Data from: Integrated species distribution models fitted in INLA are sensitive to mesh parameterisation
Data files
Apr 04, 2023 version files 27.50 KB
-
data_serotine1.RData
24.22 KB
-
README.md
3.28 KB
Abstract
The ever-growing popularity of citizen science, as well as recent technological and digital developments, have allowed the collection of data on species’ distributions at an extraordinary rate. In order to take advantage of these data, information of varying quantity and quality needs to be integrated. Point process models have been proposed as an elegant way to achieve this for estimates of species distributions. These models can be fitted efficiently using Bayesian methods based on integrated nested Laplace approximations (INLA) with stochastic partial differential equations (SPDE). This approach uses an efficient way to model spatial autocorrelation using a Gaussian random field and a triangular mesh over the spatial domain. The mesh is constructed by user-defined variables, so effectively represents a free parameter in the model. However, there is a lack of understanding about how to set these mesh parameters, and their effect on model performance. Here, we assess how mesh parameters affect predictions and model fit to estimate the distribution of the serotine bat, Eptesicus serotinus, in Great Britain. A Bayesian INLA model was fitted using five meshes of varying densities to a dataset comprising both structured observations from a national monitoring programme and opportunistic records. We demonstrate that mesh density impacted spatial predictions with a general loss of accuracy with increasing mesh coarseness. However, we also show that the finest mesh was unable to overcome spatial biases in the data. In addition, the magnitude of the covariate effects differed markedly between meshes. This confirms that mesh parameterisation is an important and delicate process with implications for model inference. We discuss how species distribution modellers might adapt their use of INLA in light of these findings.
Methods
We used two sources of Eptesicus serotinus data for our study, the first from the Field Survey which is part of UK’s Bat Conservation Trust’s (BCT) National Bat Monitoring Programme (NBMP). The Field Survey consists of a structured mobile acoustic survey where trained volunteers walk an approximately 3-kilometre-long transect within a randomly allocated 1-kilometre grid square. Counts of the number of bat passes are made at 12 points along the transect. For our study, we reduced the data to presences and absences (PA) per site (n = 666) because it is likely that the counts reflect bat activity (a combination of species abundance and time spent in the area) rather than true abundance due to their foraging behaviour. There is a risk of recording the same bat multiple times, which would add additional uncertainty to the analysis. The second dataset was from the National Biodiversity Network (NBN) Atlas which combines presence-only (PO) data from multiple sources. We excluded data that were not verified by expert verifiers, were from the NBMP Field Survey, and where coordinate uncertainty was more than 1 kilometre (remaining data n = 1374). For both datasets, data from 2005-2015 were used, which maximised the number of data points while assuming that the species’ range was stable over the chosen time period.

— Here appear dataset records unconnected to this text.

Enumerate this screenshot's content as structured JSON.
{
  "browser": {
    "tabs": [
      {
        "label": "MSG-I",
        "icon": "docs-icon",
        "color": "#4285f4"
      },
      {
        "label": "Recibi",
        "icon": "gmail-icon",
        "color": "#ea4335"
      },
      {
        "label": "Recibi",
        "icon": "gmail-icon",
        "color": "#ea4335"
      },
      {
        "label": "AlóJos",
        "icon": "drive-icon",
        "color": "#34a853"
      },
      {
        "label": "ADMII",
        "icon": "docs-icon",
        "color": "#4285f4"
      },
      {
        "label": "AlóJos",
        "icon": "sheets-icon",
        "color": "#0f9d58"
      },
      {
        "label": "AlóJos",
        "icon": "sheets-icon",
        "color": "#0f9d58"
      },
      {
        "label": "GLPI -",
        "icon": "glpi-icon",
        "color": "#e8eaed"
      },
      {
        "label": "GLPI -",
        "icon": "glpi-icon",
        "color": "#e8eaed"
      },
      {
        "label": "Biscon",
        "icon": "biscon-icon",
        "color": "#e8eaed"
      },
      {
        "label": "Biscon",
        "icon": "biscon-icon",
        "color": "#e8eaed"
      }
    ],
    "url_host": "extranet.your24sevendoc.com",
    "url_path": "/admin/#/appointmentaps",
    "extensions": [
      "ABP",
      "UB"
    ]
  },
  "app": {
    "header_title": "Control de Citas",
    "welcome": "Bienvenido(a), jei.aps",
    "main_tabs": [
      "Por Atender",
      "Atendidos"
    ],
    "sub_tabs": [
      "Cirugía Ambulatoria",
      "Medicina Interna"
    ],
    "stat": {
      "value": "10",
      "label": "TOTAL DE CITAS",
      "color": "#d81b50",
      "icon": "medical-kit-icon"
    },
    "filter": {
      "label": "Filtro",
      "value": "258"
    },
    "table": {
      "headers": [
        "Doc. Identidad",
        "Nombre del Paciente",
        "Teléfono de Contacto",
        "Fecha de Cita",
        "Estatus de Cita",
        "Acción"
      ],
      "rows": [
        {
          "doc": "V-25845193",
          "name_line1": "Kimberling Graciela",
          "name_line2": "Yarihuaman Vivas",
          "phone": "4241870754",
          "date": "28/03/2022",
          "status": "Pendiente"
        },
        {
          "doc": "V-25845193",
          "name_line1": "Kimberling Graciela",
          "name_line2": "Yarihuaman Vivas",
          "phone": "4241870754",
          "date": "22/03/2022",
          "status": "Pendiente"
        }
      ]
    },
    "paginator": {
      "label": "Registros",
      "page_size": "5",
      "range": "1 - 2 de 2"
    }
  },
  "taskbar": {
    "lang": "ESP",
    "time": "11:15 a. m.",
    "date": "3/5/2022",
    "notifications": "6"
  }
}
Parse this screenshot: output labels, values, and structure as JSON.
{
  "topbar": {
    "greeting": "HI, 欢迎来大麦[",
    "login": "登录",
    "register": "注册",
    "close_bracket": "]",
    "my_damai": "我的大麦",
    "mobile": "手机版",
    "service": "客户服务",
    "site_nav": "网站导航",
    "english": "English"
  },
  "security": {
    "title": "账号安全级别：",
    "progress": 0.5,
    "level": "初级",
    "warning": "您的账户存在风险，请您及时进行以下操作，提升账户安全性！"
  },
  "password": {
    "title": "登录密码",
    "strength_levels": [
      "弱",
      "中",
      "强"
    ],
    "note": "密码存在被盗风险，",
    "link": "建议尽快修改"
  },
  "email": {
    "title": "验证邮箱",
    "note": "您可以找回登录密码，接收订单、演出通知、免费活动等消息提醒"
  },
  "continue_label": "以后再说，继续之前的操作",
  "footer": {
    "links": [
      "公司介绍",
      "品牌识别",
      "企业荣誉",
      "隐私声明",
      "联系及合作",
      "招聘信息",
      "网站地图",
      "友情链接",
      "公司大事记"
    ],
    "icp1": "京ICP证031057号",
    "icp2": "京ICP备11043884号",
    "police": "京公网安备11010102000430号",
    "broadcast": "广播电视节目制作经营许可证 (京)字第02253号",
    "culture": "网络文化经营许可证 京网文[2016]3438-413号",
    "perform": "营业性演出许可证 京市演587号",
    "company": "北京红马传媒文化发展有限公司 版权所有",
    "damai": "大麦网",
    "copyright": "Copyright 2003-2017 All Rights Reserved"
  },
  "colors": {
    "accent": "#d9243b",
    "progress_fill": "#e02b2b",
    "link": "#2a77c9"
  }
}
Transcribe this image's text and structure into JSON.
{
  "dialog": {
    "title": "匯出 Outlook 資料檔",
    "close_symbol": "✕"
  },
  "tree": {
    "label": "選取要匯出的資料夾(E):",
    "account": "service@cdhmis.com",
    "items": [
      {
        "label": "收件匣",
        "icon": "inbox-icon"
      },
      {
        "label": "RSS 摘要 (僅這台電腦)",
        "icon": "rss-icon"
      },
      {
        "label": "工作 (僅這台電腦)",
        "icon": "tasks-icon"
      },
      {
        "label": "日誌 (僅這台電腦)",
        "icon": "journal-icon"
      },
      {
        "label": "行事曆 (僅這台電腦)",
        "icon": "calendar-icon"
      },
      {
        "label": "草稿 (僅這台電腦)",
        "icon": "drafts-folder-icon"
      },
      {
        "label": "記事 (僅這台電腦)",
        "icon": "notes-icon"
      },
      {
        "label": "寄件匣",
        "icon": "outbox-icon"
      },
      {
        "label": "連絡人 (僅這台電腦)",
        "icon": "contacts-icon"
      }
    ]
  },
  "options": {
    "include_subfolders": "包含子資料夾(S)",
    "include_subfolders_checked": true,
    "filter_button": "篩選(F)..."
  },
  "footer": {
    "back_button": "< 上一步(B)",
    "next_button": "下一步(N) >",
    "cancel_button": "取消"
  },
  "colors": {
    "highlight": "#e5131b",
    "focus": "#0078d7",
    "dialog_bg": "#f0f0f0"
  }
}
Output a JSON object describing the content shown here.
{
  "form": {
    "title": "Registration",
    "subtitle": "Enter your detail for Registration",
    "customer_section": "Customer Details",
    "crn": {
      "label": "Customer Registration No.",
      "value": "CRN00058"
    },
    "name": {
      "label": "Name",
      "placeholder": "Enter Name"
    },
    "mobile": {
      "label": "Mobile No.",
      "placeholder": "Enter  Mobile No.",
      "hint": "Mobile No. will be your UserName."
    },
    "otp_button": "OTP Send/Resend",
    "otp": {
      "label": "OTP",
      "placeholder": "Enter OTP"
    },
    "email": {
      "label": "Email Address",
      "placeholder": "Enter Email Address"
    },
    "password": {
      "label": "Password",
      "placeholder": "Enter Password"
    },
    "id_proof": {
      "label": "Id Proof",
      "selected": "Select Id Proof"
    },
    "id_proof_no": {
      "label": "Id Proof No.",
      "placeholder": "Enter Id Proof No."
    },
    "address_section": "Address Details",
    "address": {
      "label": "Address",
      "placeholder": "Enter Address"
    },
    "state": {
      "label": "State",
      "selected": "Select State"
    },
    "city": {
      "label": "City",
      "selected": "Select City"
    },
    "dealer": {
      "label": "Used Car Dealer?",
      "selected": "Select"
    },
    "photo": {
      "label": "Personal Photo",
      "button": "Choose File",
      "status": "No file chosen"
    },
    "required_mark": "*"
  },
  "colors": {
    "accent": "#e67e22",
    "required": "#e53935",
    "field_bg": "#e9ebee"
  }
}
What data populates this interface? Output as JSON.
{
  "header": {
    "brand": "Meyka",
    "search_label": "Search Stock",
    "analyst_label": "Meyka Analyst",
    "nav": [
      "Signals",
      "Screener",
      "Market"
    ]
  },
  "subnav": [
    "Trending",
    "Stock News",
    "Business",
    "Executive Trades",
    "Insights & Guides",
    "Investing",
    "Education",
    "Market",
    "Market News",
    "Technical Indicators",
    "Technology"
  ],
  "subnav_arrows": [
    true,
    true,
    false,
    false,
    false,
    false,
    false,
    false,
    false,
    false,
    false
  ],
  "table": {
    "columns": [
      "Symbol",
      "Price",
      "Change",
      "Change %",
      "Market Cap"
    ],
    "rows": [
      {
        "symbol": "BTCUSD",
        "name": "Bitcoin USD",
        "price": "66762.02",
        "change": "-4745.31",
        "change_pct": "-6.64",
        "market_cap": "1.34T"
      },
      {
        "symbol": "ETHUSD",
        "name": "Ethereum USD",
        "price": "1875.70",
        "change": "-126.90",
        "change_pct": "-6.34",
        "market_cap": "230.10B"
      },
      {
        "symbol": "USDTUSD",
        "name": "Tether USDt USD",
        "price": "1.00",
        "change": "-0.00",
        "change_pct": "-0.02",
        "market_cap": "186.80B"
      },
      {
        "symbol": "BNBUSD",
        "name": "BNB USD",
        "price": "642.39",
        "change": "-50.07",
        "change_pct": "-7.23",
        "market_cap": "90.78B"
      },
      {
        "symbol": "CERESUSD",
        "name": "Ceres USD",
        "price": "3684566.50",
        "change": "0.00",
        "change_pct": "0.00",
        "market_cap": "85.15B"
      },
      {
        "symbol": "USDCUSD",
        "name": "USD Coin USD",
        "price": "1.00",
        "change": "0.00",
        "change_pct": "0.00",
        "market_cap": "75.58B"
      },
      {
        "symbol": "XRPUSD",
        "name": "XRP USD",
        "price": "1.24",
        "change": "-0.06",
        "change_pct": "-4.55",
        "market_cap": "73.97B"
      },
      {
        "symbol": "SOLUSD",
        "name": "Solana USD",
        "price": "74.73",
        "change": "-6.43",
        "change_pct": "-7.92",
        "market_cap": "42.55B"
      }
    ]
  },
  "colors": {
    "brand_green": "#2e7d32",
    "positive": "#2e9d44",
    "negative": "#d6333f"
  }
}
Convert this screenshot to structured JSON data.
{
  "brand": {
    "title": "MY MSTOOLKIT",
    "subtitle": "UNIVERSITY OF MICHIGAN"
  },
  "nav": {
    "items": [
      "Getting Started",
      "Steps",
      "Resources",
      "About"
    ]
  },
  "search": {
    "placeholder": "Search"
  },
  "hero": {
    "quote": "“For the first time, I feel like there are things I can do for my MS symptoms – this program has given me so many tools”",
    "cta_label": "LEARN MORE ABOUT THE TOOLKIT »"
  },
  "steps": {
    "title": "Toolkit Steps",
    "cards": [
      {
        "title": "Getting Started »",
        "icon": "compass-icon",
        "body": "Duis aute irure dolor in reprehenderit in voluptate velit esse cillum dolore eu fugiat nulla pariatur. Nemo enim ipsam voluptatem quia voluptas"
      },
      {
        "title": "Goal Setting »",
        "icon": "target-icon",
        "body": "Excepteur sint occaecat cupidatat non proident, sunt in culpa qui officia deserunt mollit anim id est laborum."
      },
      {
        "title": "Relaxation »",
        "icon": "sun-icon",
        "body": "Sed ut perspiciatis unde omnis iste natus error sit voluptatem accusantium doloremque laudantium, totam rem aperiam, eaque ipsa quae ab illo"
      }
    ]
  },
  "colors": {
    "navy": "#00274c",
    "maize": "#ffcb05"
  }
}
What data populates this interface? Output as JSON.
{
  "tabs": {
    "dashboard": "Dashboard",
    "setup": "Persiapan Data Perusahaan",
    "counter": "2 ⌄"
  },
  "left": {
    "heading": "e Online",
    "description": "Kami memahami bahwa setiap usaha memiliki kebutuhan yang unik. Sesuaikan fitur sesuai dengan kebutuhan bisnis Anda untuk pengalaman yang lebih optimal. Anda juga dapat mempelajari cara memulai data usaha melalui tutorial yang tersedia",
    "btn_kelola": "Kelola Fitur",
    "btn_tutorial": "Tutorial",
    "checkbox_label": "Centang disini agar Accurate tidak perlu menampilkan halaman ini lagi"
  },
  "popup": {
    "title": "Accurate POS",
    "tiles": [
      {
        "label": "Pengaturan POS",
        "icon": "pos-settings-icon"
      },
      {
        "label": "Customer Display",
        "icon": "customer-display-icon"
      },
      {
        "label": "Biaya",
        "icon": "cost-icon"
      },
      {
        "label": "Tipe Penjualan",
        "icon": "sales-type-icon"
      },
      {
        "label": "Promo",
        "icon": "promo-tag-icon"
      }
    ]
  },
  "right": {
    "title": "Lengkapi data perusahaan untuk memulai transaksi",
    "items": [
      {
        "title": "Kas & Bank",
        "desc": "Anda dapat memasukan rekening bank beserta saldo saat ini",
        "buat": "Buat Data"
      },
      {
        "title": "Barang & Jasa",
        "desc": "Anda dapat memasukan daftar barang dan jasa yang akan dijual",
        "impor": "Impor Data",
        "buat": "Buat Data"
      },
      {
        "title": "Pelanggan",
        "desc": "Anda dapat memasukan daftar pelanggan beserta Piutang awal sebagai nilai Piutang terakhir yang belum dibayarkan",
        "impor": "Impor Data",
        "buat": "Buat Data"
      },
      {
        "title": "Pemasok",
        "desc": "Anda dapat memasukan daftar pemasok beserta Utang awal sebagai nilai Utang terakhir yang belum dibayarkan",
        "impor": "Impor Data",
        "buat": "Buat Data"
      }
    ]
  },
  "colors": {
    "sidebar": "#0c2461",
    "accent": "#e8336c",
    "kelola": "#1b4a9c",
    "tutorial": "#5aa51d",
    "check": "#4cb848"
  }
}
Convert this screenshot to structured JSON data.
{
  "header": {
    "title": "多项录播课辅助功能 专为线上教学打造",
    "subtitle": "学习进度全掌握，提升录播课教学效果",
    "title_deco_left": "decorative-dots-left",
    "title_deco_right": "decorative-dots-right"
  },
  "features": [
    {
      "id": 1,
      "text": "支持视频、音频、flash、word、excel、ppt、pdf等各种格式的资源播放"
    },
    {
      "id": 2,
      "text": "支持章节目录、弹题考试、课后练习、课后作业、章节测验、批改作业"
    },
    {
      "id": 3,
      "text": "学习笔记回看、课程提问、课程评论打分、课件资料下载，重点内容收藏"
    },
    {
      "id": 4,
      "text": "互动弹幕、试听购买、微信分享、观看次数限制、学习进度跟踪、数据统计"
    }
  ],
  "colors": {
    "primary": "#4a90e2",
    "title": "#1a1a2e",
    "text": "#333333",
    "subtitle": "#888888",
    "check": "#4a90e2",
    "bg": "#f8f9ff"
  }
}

We chose the following environmental covariates for analysis of the impact of mesh dimensions: mean annual temperature (°C) averaged across our study period; percentage cover arable land, broadleaf woodland, and improved grassland. These covariates were chosen because E. serotinus roosting sites are known to be associated with arable land, improved grassland, and broadleaf woodland. Their foraging sites are generally determined by the habitat available to them around their roosting site, and they are able to exploit a large variety of habitats for foraging. All covariate values were scaled and centred (mean = 0, SD = 1). Empirical variograms were calculated for all four covariates to explore the spatial autocorrelation in each.